Bolas y formas de plástico transparentes
Las bolas y figuras transparentes de plástico ofrecen una posibilidad de personalización que el cristal no puede ofrecer: se abren, se rellenan y se vuelven a cerrar. Este sencillo principio mecánico explica por qué ocupan un lugar destacado en las estanterías de decoración navideña desde los años 80, mucho después de que las esferas de vidrio soplado dominaran el mercado.
Materiales y fabricación de las bolas transparentes de plástico rellenables
La mayoría de las bolas transparentes disponibles están fabricadas en PET (polietileno tereftalato) o en poliestireno cristal. El PET ofrece una transparencia similar a la del vidrio con una resistencia a los golpes claramente superior: una bola de PET de 80 mm que caiga desde una altura de 1,5 m no se rompe, mientras que una bola de vidrio soplado del mismo diámetro se hace añicos. El poliestireno cristal, menos denso, es más ligero pero menos resistente a los arañazos a largo plazo. Para un uso anual repetido, es preferible el PET.
La mayoría de los modelos rellenables están construidos con dos semiesferas que encajan por fricción o mediante un sistema de rosca. El sistema de fricción es adecuado para un relleno puntual —confeti, purpurina fina, mensajes enrollados—; el sistema de rosca, más estable, se recomienda si se introducen objetos más pesados, como figuritas en miniatura o composiciones de hojas secas. Comprueba la holgura de la junta: algunos modelos dejan un espacio visible de 1 a 2 mm que rompe el efecto visual una vez colgado.
Tamaños estándar y compatibilidad con las ramas del abeto
Las bolas de plástico transparentes suelen estar disponibles en seis diámetros: 50 mm, 60 mm, 70 mm, 80 mm, 100 mm y 120 mm. Los modelos de 50 a 60 mm son adecuados para las ramas de las puntas del árbol cuyo diámetro es inferior a 4 mm, sin que estas se doblen. A partir de 80 mm, una rama cargada puede inclinarse si el árbol artificial está equipado con ramas de PVC simple. Los árboles con ramas de PE moldeado, más rígidas, soportan sin deformarse los tamaños de 100 mm y 120 mm.
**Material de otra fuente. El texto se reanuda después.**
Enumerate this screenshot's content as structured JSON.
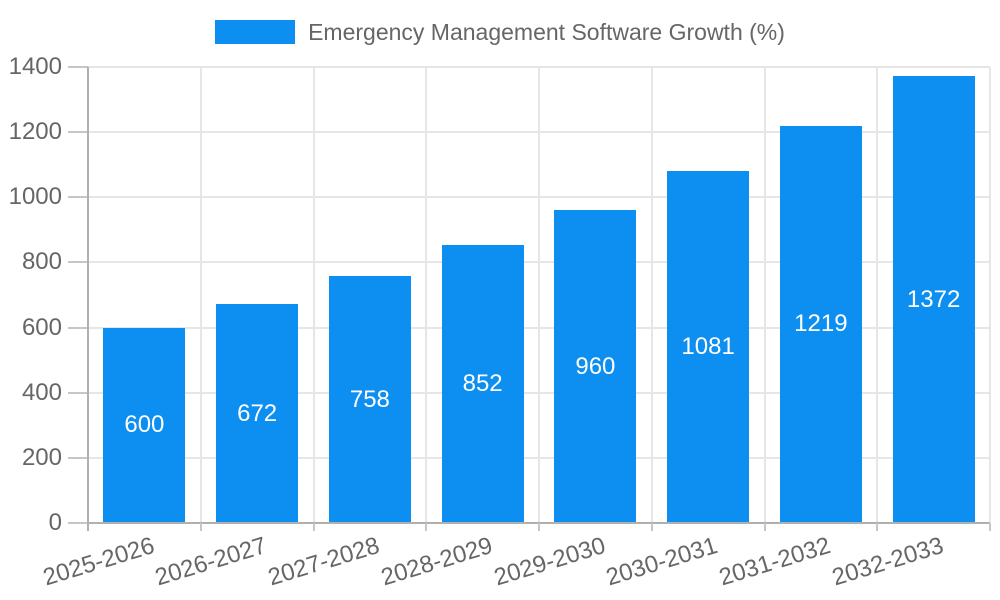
{
  "chart_data": {
    "type": "bar",
    "title": "Emergency Management Software Growth (%)",
    "legend_position": "top",
    "categories": [
      "2025-2026",
      "2026-2027",
      "2027-2028",
      "2028-2029",
      "2029-2030",
      "2030-2031",
      "2031-2032",
      "2032-2033"
    ],
    "values": [
      600,
      672,
      758,
      852,
      960,
      1081,
      1219,
      1372
    ],
    "xlabel": "",
    "ylabel": "",
    "ylim": [
      0,
      1400
    ],
    "yticks": [
      0,
      200,
      400,
      600,
      800,
      1000,
      1200,
      1400
    ],
    "grid": true,
    "colors": {
      "bar": "#0c8ff0",
      "value_label": "#ffffff",
      "axis_text": "#666666",
      "gridline": "#e6e6e6",
      "axis_line": "#b0b0b0",
      "tick_mark": "#c6c6c6"
    }
  }
}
Las formas especiales —estrellas, corazones, abetos en miniatura, botas— responden a una lógica diferente a la de las esferas. Su principal atractivo reside en el efecto de silueta: colgadas frente a una ventana iluminada o integradas en una guirnalda luminosa, crean un juego de difracción que las esferas no producen. Elija modelos con un grosor de pared de al menos 1,5 mm para evitar cualquier deformación debida al calor si están cerca de bombillas incandescentes. Los LED no plantean este problema, ya que su temperatura superficial se mantiene por debajo de los 40 °C.
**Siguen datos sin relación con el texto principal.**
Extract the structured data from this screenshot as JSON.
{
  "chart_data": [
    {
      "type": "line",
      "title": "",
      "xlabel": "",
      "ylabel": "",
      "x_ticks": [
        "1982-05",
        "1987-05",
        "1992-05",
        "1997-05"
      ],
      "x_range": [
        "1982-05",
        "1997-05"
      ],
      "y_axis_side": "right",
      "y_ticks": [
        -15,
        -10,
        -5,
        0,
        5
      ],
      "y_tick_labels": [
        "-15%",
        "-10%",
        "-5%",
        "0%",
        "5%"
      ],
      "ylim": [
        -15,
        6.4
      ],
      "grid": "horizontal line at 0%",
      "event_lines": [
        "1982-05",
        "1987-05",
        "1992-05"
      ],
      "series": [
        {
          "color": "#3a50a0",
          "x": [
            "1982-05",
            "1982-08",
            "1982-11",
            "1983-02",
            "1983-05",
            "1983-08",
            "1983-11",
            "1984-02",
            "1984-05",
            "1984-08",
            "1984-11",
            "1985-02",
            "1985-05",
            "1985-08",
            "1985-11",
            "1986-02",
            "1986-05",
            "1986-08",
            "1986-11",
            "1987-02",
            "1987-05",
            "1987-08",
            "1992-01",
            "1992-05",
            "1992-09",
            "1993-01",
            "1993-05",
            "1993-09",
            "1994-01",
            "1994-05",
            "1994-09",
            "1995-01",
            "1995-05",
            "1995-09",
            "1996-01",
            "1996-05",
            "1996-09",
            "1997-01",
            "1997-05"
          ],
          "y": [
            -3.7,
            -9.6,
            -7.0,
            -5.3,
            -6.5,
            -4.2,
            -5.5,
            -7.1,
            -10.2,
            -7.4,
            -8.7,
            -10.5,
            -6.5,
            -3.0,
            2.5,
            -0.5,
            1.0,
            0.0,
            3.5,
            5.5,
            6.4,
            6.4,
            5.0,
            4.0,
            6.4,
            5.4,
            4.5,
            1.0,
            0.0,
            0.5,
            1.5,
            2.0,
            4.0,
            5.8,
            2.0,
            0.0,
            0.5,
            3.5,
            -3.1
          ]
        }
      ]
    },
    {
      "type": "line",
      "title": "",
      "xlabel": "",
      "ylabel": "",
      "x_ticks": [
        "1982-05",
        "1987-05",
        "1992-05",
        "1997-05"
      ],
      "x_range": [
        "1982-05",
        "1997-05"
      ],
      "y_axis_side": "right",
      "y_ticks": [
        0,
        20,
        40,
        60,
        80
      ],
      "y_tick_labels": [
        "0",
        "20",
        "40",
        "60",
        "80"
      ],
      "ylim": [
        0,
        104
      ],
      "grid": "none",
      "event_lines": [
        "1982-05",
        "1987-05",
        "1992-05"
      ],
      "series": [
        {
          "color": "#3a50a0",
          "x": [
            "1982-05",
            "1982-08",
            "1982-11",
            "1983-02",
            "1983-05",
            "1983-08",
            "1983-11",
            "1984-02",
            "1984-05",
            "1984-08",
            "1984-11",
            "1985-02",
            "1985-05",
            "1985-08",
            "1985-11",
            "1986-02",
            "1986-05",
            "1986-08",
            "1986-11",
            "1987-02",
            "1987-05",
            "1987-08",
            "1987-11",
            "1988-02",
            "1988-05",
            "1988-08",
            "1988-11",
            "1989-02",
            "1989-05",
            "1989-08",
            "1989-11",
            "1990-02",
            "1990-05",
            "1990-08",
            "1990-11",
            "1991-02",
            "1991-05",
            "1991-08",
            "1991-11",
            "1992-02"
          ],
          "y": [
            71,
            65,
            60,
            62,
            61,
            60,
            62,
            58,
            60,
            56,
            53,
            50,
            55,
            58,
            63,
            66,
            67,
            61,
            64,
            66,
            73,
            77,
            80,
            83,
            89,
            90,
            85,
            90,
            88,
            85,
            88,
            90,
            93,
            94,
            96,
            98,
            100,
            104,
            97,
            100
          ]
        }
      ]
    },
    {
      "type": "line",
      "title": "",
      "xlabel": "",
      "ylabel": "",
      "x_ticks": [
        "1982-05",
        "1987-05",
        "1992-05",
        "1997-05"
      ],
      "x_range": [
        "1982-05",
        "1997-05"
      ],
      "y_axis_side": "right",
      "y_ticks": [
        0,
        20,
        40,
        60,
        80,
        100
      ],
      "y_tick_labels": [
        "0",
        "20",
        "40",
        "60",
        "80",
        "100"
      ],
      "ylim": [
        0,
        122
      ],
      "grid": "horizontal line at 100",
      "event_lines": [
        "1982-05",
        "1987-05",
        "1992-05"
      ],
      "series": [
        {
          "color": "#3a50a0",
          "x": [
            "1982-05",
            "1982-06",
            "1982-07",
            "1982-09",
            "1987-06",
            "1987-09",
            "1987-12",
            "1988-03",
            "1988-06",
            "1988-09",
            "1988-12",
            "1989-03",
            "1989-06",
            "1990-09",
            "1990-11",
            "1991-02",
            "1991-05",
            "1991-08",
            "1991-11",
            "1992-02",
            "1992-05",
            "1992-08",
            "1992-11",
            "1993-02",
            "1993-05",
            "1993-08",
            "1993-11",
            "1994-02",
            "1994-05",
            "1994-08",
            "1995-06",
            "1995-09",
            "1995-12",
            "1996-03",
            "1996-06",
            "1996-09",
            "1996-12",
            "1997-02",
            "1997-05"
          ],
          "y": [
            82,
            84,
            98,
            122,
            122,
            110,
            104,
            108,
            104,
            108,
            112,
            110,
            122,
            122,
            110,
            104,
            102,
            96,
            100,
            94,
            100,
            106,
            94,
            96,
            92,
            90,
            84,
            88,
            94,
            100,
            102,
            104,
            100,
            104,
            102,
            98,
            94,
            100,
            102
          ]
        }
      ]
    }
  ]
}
Criterios técnicos para elegir una bola transparente DIY de Navidad
Transparencia óptica: opte por bolas con una transmisión luminosa superior al 85 % si va a colocar una microguirnalda LED en el interior. Entre cinco y diez micro-LED son suficientes para iluminar uniformemente una esfera de 80 mm.
Sistema de apertura: roscado para rellenos pesados o permanentes; por fricción para composiciones ligeras o intercambiables a lo largo de la temporada.
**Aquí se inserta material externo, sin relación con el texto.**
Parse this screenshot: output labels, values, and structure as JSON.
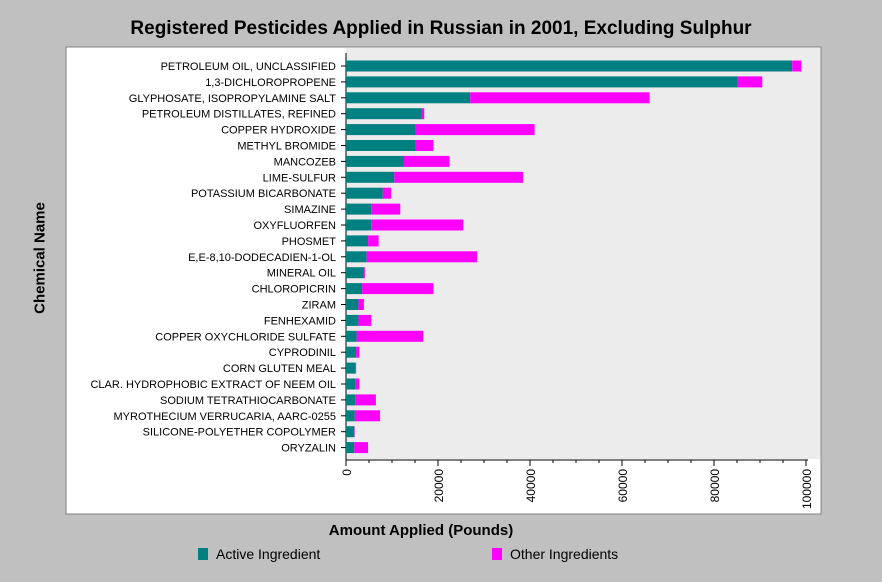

Enganche integrado: una tapa metálica atornillada aguanta mejor con el paso del tiempo que un anillo de plástico moldeado directamente sobre la esfera, más propenso a agrietarse bajo tensión repetida.
Usos concretos de las bolas de plástico transparentes fuera del árbol de Navidad
La bola de plástico transparente sirve como marcador de sitio en una mesa de fiesta: introduzca en su interior un nombre escrito en un cartón doblado, un bombón y dos ramitas de romero seco. El coste unitario es inferior al de los marcadores de sitio de metal estampado, y el resultado sobre un mantel blanco con velas es coherente sin buscar un efecto recargado.
Para talleres con niños a partir de 6 años, las bolas de PET son adecuadas: al no tener bordes afilados en caso de presión, no exponen a los riesgos de corte asociados al vidrio. La pintura acrílica se adhiere bien al PET ligeramente lijado con papel de grano 400. Sobre poliestireno cristal, utilice una pintura específica para plástico o una capa de imprimación; de lo contrario, la película se despegará al primer contacto.
Si se conservan en sus bandejas originales o en cajas con compartimentos protegidas de los rayos UV, las bolas de plástico transparentes resisten varias temporadas sin amarilleamiento apreciable. El PET comienza a perder su transparencia tras tres a cinco años de exposición prolongada al sol directo, lo que no supone ningún problema en condiciones de almacenamiento invernal estándar entre temporadas.